HANDIWORK Susan Williams (left) First Baptist Church in Pensacola, teaches Linda Tyson of Westview Baptist Church in Sanford how to weave mats for the homeless using plastic grocery bags during the Missional Connection conference April 12-13 at Lake Yale Conference Center. FBC photo by Don Hepburn
LEESBURG (FBC)—Nearly 200 participants had their eyes and hearts opened to the multitude of mission opportunities available to them as Florida Baptists during the “Missional Connection” conference April 12-13 at Lake Yale Conference Center in Leesburg.

Workshops highlighted a wide array of missions involvement, including social media, first aid, human exploitation, missional living, grant writing, orphan care, migrants and helping hurting women. Ministry projects fashioned mats for the homeless from plastic grocery bags, collected hygiene products for carnival workers and gathered Bibles and prepackaged snacks for Bible clubs meeting regularly in local elementary schools. 

In all participants could choose from more than 30 training seminars. 

On Saturday, 391 new and returning disaster relief volunteers from across the state joined the group for a day of intensive training in disaster relief. Delton Beall, newly named strategist for the Disaster Relief and Recovery Team noted this was the first time the DR training was held at Lake Yale. 

The training is one of seven held around the state to train and credential volunteers in preparation for the next disaster. Emergency Management officials now require all volunteers to be credentialed before assisting in a relief effort. 

The Missional Connection meeting included an introduction to the Convention’s new Missional Support Group, lead strategist Craig Culbreth and team strategists who are supported by gifts through the Cooperative Program. 

Also on the program were missionaries Mike and Kathy Weaver serving in the Americans People Group. They shared the International Mission Board’s Embrace emphasis and how churches can become involved in reaching unreached people groups around the world. IMB missionaries Aaron and Jennifer Brown told about their work among people groups in South Asia.

TRAINING Dan Gunsolus (left), a member of Neptune Baptist Church, instructs volunteers in sanitation procedures during the first Disaster Relief Training Conference held on the Lake Yale Baptist Conference Center grounds April 13. FBC photo by Don Hepburn
Lorna Bius, a “LoveLoud” catalyst appointed by the North American Mission Board, SBC, spoke about her leadership in the ministry evangelism movement in the West region.
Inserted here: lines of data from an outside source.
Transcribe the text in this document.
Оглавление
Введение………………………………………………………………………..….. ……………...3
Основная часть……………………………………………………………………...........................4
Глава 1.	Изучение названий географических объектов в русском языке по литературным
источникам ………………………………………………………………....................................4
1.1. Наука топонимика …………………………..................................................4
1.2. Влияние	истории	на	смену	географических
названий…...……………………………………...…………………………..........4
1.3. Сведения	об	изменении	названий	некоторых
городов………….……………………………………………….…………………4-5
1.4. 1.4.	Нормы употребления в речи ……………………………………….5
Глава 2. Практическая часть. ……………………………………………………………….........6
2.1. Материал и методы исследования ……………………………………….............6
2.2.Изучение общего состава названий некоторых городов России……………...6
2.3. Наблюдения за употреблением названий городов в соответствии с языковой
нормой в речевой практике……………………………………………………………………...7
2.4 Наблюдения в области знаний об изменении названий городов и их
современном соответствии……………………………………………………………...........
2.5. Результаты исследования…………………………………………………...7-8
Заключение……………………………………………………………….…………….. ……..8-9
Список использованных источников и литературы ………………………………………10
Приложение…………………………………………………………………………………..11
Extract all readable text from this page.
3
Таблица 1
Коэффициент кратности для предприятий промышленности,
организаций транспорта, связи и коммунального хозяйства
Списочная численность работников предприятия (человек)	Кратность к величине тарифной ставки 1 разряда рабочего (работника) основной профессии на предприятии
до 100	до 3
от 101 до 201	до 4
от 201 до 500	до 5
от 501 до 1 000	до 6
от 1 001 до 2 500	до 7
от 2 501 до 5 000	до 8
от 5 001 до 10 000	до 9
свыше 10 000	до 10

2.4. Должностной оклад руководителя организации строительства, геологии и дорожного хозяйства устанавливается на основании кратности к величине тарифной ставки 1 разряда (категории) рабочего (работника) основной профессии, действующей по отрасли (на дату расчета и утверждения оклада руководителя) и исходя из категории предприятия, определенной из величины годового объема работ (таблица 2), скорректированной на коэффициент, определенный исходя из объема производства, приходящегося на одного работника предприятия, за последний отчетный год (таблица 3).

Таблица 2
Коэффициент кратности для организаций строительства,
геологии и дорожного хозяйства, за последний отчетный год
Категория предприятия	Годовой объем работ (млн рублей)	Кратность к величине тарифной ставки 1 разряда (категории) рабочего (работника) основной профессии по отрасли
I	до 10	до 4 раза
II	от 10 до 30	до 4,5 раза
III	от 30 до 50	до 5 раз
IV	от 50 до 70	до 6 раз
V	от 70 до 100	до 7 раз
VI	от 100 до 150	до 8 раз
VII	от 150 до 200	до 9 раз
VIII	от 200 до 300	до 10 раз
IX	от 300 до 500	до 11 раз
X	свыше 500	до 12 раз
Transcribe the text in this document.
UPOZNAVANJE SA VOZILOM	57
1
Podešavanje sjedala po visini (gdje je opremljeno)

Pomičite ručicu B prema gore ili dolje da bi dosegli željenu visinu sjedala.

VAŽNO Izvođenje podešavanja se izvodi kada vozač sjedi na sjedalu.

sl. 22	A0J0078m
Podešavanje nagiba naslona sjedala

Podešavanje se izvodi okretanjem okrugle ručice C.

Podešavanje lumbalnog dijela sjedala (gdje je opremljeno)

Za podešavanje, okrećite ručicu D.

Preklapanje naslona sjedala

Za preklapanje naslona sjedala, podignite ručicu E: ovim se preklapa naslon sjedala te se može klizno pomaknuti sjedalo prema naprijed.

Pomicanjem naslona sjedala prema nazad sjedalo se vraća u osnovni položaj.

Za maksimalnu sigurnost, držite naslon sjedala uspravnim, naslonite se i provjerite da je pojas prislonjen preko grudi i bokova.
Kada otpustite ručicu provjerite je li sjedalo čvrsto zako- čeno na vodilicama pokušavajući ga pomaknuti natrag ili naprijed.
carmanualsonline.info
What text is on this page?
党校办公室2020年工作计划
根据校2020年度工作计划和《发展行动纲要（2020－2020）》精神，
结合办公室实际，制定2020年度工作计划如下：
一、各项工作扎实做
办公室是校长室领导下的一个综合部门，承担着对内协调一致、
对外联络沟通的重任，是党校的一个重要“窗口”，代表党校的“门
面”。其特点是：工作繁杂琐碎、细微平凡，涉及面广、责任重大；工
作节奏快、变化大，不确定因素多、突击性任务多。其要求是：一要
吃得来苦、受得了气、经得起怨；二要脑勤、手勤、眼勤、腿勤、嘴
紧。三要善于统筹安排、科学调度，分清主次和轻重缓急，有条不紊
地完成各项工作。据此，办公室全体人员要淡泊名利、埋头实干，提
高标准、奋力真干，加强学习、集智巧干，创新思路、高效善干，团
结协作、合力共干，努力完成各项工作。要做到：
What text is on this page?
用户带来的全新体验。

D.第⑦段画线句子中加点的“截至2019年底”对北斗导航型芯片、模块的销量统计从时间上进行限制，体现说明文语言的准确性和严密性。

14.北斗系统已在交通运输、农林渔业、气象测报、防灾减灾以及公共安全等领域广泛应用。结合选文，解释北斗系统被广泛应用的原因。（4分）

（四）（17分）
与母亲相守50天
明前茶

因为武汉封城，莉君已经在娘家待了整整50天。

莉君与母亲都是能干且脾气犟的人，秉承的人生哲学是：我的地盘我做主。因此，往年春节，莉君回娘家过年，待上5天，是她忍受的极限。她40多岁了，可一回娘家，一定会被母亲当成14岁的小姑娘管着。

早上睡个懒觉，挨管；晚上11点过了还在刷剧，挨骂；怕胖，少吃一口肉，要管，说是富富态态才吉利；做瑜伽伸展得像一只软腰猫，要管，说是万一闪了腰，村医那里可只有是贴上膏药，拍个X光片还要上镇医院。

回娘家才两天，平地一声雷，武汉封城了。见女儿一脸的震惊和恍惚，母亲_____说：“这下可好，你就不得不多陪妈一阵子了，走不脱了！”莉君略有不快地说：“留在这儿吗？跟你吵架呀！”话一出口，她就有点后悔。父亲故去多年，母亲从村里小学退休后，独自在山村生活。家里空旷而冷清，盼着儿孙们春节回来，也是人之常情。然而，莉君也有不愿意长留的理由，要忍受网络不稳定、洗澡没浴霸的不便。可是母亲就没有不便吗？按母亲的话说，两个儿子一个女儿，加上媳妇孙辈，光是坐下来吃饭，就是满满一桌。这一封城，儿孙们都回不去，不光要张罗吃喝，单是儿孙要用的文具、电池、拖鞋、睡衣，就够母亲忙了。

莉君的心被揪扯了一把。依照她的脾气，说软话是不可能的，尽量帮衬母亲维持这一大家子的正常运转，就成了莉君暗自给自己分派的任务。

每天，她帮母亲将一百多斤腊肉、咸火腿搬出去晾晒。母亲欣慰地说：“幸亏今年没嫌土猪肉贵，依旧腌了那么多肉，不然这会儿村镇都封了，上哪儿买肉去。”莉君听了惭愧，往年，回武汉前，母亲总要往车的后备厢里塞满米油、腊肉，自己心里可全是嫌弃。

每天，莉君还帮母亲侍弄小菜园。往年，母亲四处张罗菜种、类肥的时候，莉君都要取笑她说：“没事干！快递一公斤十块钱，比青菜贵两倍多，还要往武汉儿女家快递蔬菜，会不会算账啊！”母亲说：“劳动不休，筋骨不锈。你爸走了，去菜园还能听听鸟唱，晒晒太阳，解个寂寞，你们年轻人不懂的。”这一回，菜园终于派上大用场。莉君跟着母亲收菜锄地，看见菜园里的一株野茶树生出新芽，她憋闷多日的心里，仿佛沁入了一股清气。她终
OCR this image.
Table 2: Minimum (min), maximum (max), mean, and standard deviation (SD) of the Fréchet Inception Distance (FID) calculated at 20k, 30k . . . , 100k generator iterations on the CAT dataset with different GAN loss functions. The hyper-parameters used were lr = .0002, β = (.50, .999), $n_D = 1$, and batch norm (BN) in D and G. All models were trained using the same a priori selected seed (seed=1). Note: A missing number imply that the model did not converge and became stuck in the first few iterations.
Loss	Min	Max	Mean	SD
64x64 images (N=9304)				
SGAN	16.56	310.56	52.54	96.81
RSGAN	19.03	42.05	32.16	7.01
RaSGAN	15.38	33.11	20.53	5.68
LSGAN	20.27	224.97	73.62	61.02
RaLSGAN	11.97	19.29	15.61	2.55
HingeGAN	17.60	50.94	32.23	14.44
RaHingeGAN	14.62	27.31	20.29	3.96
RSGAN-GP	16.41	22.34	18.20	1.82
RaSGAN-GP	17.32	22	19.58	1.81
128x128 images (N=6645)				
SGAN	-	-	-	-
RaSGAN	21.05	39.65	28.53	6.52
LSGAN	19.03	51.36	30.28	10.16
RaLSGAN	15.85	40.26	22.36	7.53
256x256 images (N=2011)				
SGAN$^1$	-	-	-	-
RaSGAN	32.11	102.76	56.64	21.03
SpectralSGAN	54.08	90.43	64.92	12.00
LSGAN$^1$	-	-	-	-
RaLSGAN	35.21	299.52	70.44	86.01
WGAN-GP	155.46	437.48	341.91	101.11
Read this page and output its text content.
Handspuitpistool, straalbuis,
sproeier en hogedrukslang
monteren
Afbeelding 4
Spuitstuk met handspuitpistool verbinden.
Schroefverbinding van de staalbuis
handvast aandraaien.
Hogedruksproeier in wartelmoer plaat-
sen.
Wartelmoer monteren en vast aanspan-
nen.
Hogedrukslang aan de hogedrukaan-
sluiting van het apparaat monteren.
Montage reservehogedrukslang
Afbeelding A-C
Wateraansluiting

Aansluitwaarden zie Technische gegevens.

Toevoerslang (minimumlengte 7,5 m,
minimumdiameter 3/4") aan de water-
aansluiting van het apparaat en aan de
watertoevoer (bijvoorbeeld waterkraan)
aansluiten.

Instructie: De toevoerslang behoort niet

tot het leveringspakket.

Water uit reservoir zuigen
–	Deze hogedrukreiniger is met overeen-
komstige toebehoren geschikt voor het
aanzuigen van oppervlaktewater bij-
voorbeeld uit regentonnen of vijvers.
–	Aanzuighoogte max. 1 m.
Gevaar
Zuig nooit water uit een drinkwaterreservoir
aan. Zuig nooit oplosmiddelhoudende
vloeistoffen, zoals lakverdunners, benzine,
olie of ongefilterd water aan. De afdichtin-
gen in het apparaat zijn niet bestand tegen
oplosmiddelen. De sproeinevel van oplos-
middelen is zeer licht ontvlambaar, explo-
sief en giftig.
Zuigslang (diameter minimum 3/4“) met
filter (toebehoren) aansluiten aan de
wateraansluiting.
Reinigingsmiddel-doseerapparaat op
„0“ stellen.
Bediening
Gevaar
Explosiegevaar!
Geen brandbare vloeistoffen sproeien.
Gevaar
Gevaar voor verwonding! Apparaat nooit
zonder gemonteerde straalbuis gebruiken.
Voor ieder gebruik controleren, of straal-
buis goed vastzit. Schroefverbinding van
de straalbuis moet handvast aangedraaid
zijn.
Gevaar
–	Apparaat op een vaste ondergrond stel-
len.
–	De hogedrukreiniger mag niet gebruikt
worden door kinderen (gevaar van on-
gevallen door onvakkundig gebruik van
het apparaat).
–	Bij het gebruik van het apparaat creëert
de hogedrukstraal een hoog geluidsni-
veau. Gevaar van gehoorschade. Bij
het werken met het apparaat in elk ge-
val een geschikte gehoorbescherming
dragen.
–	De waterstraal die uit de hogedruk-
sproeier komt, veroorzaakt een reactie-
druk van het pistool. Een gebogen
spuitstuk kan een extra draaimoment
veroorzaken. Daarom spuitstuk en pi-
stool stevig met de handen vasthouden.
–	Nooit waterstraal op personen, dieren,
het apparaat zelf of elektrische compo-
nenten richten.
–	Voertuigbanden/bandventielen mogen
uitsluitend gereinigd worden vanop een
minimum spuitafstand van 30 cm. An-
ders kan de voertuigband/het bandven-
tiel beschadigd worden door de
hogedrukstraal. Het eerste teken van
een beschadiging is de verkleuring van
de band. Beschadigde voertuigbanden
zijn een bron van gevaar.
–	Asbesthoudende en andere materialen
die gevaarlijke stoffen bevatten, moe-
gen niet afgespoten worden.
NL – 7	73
LoveLoud is a movement of churches demonstrating God’s love by meeting significant human needs while sharing Christ. 

The Valdosta native and Florida State University graduate told how 30 years ago she attended GA camp at Lake Yale and the impact that experience had on her life and ministry. She still remembers the GA counselor who took an interest in her spiritual development, she said. 

Alachua native Laurie Register, who now serves as the WMU Executive in South Carolina, shared her own involvement as a Florida GA camp counselor at Lake Yale and working with Come Together retreats. The leadership experience gave her skills she built on throughout her life, she said. 

The two-day Missional Connection has evolved from the Florida Woman’s Missionary Union annual meeting and then the “Sonshine Conference.” 

The name and concept of the meeting has been changed, explained Cindy Goodwin, team strategist for the women’s Mission and Ministries/Missions Education Team, to broaden the involvement in missions to both men and women. 

“Anyone who is involved in missions will benefit from the conferences, inspiration and commitment to missional living,” she said. “We hope to build on this nucleus to involve mission leaders and participants in our Florida Baptist churches. 

During the meeting, members of the Florida WMU elected Anna Guy of Jacksonville as the 30th president in the organization’s 120-year history. She has been involved in the Florida WMU program for 25 years.